New tool to curb illegal trade of shark fins built with $322K in support from Paul Allen Philanthropies
Customs agents have been relying on their ability to visually match disembodied and sometimes dried and bleached shark fins with their species of origin as containers packed with seafood pass through their ports. The identification is essential to stopping the illegal trade of sharks that are being over-harvested from the world’s oceans.
A project funded by Paul G. Allen Philanthropies has developed a new tool using DNA analysis to identify nine species of sharks protected by the Convention on International Trade in Endangered Species of Wild Fauna and Flora (CITES). Countries are required to check shipments and prosecute importers that are illegally trading in the shark fins, meat and other products.
Allen, the Microsoft co-founder who died in October of non-Hodgkins lymphoma, made marine health one of his philanthropic focuses.
“Paul loved the oceans,” said Rebecca Ng, who leads the philanthropy’s marine wildlife and ocean health portfolio. He was troubled by the global decline of wildlife. “One of the things that he was really interested in was sharks and their role in the oceans.”
The team funded by Allen created an easy-to-use tool that analyzes up to 94 samples in less than four hours. The test uses real time PCR (polymerase chain reaction) to replicate samples of DNA only if it comes from one of nine shark species of concern. As the DNA is replicated, the process incorporates a fluorescent compound, providing a clear indication that the piece of fin or meat is from a target animal.
There are 12 threatened species covered by CITES: three large hammerhead species, three kinds of thresher sharks, silky, porbeagles and great whites. The tests do not include three of the species; two are easy to recognize visually and one of the sharks has been tricky so far to pinpoint through this DNA process.
The organizations working are the project are Florida International University, Stony Brook University and Bloom Association. Florida International University received $322,000 in grant support from the philanthropy.
The tests are inexpensive to run, costing about $1 per sample. But the portable PCR machine needed to do the work is $35,000 or more for a larger device, or $4,000-5,000 for a small machine that can do 16 samples at a time.

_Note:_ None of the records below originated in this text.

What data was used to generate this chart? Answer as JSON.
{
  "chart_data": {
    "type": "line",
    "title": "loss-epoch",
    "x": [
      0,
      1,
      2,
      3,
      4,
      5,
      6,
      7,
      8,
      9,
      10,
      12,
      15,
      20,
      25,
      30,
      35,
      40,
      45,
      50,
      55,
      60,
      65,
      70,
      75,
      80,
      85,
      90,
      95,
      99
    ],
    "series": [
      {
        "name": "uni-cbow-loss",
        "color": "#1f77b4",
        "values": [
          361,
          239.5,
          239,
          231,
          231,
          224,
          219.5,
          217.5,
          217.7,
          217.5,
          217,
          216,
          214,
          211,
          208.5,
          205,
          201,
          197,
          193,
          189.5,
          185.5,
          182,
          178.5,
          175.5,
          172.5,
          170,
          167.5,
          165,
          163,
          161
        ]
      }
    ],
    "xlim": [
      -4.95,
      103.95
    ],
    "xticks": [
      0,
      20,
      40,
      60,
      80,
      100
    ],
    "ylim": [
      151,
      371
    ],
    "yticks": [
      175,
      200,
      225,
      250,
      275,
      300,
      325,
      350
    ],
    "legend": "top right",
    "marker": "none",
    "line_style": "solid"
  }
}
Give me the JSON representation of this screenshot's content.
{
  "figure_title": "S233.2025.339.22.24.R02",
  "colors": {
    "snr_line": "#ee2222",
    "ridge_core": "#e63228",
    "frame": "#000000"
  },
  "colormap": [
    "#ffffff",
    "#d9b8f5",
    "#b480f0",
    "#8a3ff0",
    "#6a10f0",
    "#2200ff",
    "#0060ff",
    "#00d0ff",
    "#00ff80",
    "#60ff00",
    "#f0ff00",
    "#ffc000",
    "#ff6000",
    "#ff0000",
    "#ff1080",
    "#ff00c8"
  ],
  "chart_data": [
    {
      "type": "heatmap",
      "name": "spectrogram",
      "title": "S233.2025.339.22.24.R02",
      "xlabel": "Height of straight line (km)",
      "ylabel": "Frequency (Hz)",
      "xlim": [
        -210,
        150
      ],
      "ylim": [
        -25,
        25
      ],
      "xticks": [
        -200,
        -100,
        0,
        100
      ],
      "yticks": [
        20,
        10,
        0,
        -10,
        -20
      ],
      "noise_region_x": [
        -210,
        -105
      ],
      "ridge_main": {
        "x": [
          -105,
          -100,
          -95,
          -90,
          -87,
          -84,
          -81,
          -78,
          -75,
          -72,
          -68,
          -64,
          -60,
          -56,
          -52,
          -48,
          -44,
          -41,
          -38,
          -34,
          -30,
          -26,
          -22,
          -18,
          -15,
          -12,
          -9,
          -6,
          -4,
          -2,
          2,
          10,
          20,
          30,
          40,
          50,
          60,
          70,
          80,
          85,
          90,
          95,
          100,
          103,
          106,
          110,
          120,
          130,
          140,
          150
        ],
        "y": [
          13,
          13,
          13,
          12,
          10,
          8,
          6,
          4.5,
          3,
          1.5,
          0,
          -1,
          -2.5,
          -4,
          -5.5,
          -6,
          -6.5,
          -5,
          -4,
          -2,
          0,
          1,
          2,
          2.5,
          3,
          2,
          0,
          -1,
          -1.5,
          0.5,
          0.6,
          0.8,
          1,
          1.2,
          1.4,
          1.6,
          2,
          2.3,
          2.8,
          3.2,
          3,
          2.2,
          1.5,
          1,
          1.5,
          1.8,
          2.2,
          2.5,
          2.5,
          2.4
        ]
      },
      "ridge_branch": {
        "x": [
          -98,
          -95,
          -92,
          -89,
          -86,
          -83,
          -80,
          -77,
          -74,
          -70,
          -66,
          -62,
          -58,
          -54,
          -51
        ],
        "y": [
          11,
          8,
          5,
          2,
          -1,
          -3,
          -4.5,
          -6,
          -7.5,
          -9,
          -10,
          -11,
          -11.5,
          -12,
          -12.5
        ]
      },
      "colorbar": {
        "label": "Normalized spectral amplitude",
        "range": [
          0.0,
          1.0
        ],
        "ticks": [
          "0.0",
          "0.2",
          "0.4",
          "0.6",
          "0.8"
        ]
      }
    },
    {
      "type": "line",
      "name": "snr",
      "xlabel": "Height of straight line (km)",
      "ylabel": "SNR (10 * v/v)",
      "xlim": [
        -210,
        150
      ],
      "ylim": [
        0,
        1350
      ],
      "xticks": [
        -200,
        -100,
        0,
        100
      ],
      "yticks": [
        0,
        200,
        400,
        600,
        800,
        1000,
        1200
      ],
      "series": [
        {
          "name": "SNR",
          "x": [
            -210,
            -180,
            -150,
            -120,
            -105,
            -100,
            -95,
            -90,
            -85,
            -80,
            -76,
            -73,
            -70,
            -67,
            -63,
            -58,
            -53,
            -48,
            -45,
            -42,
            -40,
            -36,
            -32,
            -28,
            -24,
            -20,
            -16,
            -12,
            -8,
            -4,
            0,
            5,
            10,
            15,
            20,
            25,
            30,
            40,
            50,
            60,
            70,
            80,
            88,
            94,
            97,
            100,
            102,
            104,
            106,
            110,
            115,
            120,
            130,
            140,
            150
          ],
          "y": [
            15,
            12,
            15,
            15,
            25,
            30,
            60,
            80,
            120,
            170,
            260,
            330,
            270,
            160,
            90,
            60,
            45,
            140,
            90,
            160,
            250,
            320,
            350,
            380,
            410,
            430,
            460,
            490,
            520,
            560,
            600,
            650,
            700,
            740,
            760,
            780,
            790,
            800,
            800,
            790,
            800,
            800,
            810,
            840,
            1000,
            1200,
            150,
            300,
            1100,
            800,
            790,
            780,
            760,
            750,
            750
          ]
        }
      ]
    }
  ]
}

Accurately monitoring the shark trade is important, Ng said. By some estimates, 100 million sharks are killed annually with about 60-70 million harvested for their fins, which are often used in Asian fin soups. Customs officials currently rely on visual identification, and can sometimes send samples to a remote lab for testing, but that can take weeks to get results. Using this tool will allow for quick assessments and aid countries in meeting their CITES obligations and avoid trade sanctions.
The team tested the PCR protocol in three field tests in Hong Kong, correctly identifying CITES-protected sharks. They published their results earlier this month in Scientific Reports.
“Given the widespread detection of illegal trade of meat and fins from sharks and their relatives it is imperative that we deploy all available tools, including portable (real time) PCR field assays, for better monitoring and enforcement of laws intended to protect them,” wrote the study’s authors, led by Diego Cardeñosa from Stony Brook.
Hong Kong is the primary audience so far for the new technology and the team is working with officials to get the protocol adopted for inspections. Leaders in Peru have also expressed interest.
“This tool is ticking all the boxes they’re trying to tick,” Ng said. “It’s rapid, it’s cost effective and it’s mobile.”